ミスミソウはかなり希少な種で、そのうえ園芸的な人気のある植物のため、自生地の
特定に繋がるような記述は控えざるを得ません。
一帯は標高200~300mの低山ながら、険しい地形のため林道や登山道はありません。
山越えでその谷間に下ると、斜面のあちこちで白いツボミが綻びかけていました。
二枚とも2016.3.26撮影
自生地は岩山下部の急斜面で、風化した岩屑や砂礫のザレ場になっていて、
撮影すべく斜面を横断していくと、足元の砂礫がズルズルと崩れていきます。
岩は脆い安山岩質で、地震や大雨のたびに小崩落が繰り返されているようです。
そんな不安定な場所なので、小さな笹や岩スゲ以外の植物は育ちにくく、常に
岩屑や砂礫がむき出しになっています。
それゆえ微小なミスミソウの種が、地に播かれた後も草木に埋没することなく、
発芽して生育できるのでしょう。
この自生地では撮影時は多くがツボミでしたから、花の盛期は一週間後でしょうね。
殆どが白花で、淡紅色の花は二割程度でしょうか。
日本海側の新潟県や石川県のオオミスミソウ自生地では、青紫色や斑入りの
花などもあってバラエティを楽しめるようですが、ここでは二色だけのようです。
二枚とも2016.3.26撮影
ミスミソウ属にはミスミソウのほかに、オオミスミソウとスハマソウがあり、地方ごとに
棲み分けされていて、それに従えば宮城県内にはスハマソウが分布していることになる。
しかし葉の形を見ると、ミスミソウに近いように思われる。或いは中間型の可能性もある。
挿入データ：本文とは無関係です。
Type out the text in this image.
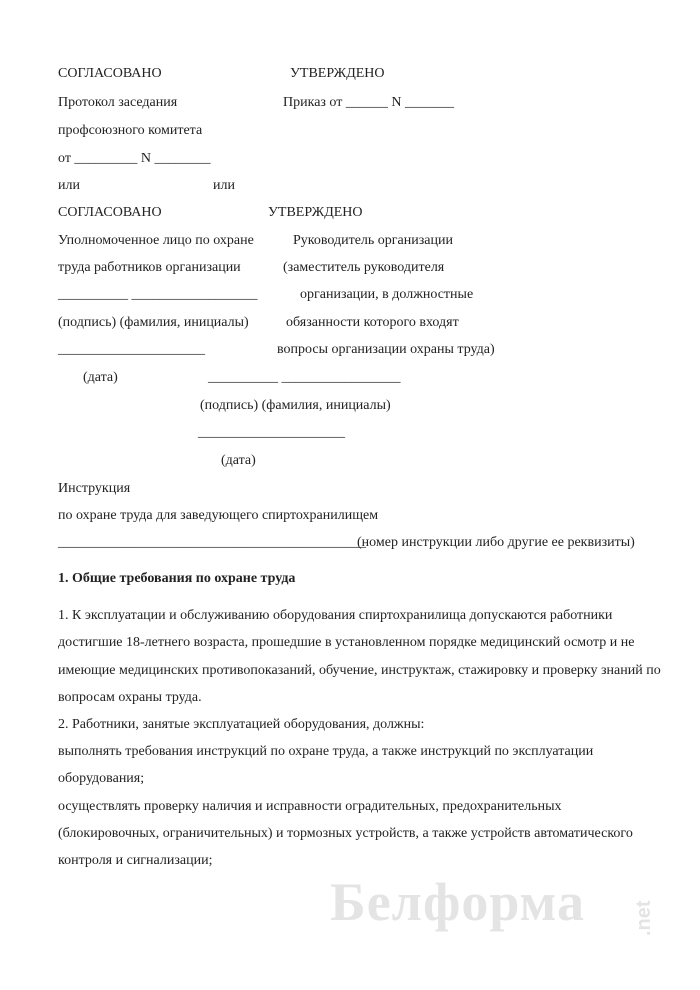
СОГЛАСОВАНО	УТВЕРЖДЕНО
Протокол заседания	Приказ от ______ N _______
профсоюзного комитета
от _________ N ________
или	или
СОГЛАСОВАНО	УТВЕРЖДЕНО
Уполномоченное лицо по охране	Руководитель организации
труда работников организации	(заместитель руководителя
__________ __________________	организации, в должностные
(подпись) (фамилия, инициалы)	обязанности которого входят
_____________________	вопросы организации охраны труда)
(дата)	__________ _________________
(подпись) (фамилия, инициалы)
_____________________
(дата)
Инструкция
по охране труда для заведующего спиртохранилищем
____________________________________________
(номер инструкции либо другие ее реквизиты)
1. Общие требования по охране труда
1. К эксплуатации и обслуживанию оборудования спиртохранилища допускаются работники
достигшие 18-летнего возраста, прошедшие в установленном порядке медицинский осмотр и не
имеющие медицинских противопоказаний, обучение, инструктаж, стажировку и проверку знаний по
вопросам охраны труда.
2. Работники, занятые эксплуатацией оборудования, должны:
выполнять требования инструкций по охране труда, а также инструкций по эксплуатации
оборудования;
осуществлять проверку наличия и исправности оградительных, предохранительных
(блокировочных, ограничительных) и тормозных устройств, а также устройств автоматического
контроля и сигнализации;
Белформа .net
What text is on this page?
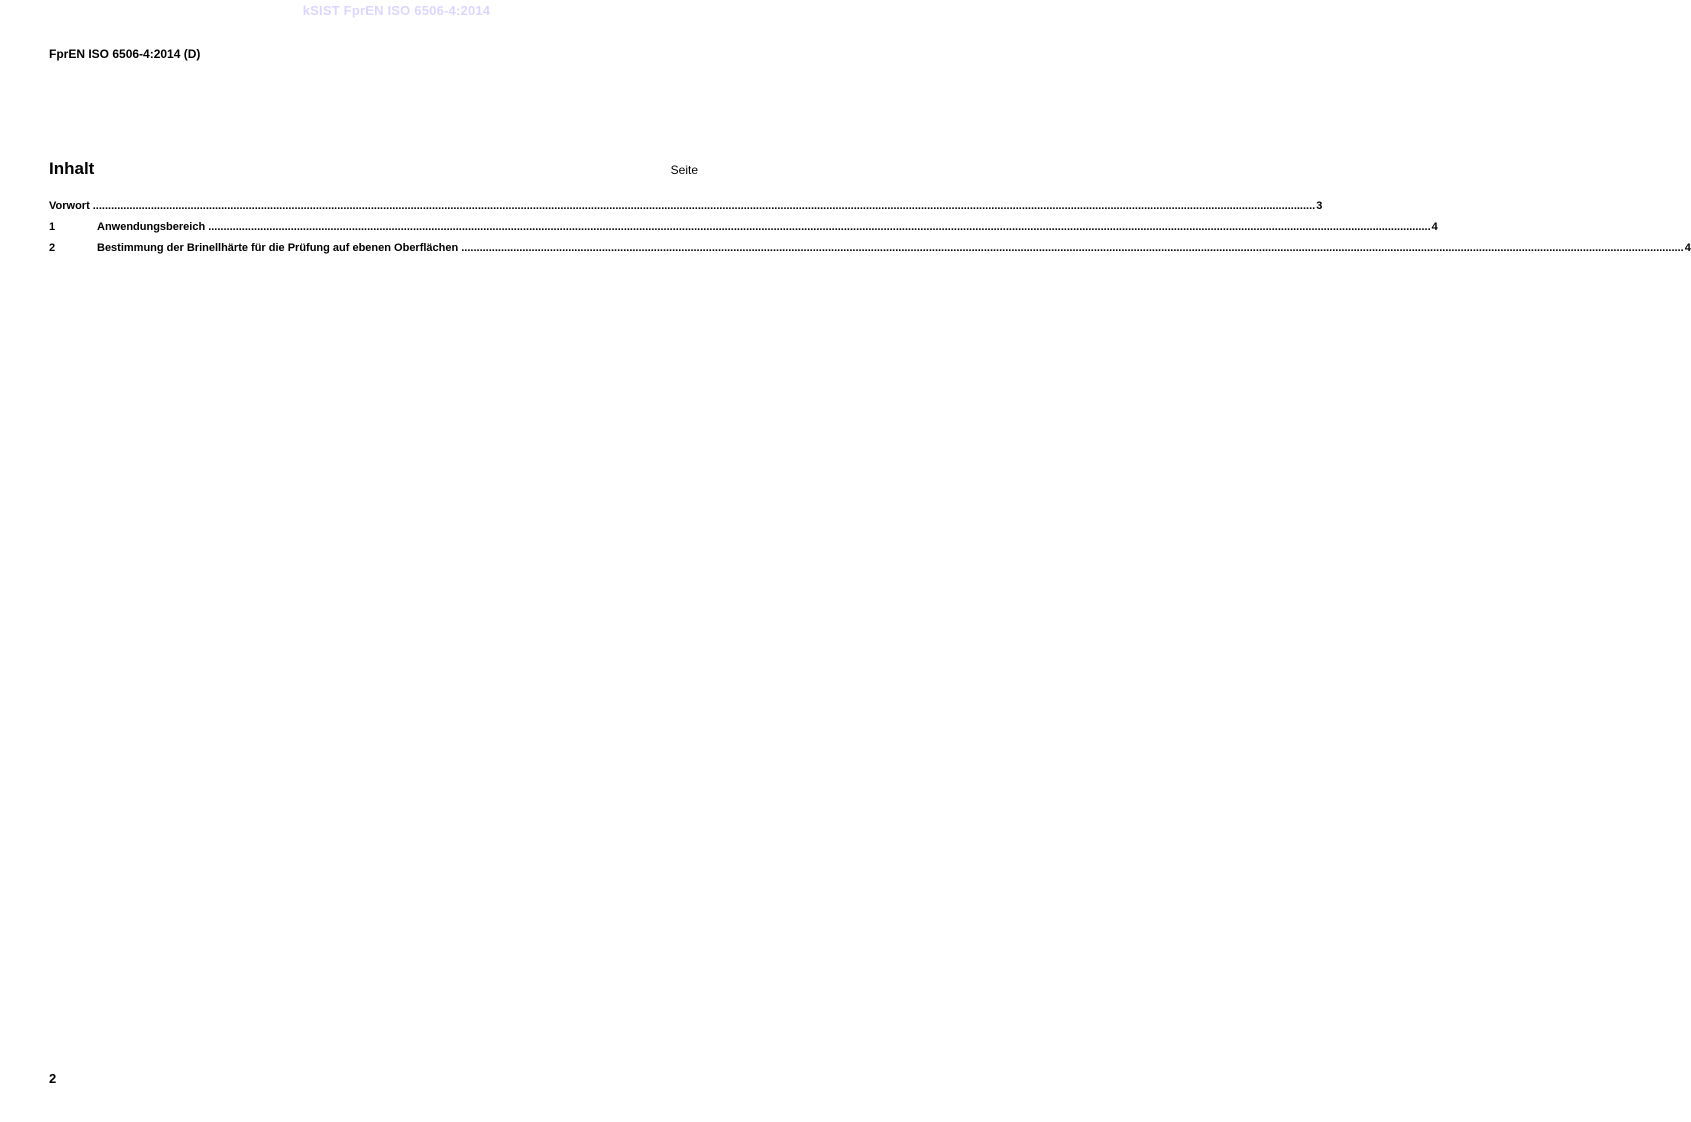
kSIST FprEN ISO 6506-4:2014
FprEN ISO 6506-4:2014 (D)
Inhalt	Seite
Vorwort ................................................................................................................................................................................................................................................................................................................................................................................................................ 3
1	Anwendungsbereich ................................................................................................................................................................................................................................................................................................................................................................................................................ 4
2	Bestimmung der Brinellhärte für die Prüfung auf ebenen Oberflächen ................................................................................................................................................................................................................................................................................................................................................................................................................ 4
2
以上のことから、ここではミスミソウとして特徴等を記述したい。
キンポウゲ科ミスミソウ属の常緑多年草で、本州太平洋側~四国に分布する。
半日陰で水捌けの良い林床や崖などに自生し、草丈は5~10cm。
葉は根生し、長い葉柄がある。葉身は浅く3つに裂け、それぞれの先端が鈍く尖るので
ミスミソウと呼ばれる。葉の色は濃緑色だが、緑白色の斑が入る場合もある。
花期は3~4月、花は白~淡紅色で直径1~1.5cm、長さ10~15cmの花柄の先に
1輪だけ付く。花弁に見えるのは萼片で、花弁はない。
萼片は卵状披針形で6~10個付き、中央に多数の雌しべ、その周辺に多数の雄しべ
が付き、葯の色は白~淡紅色。花後にできる果実はそう果。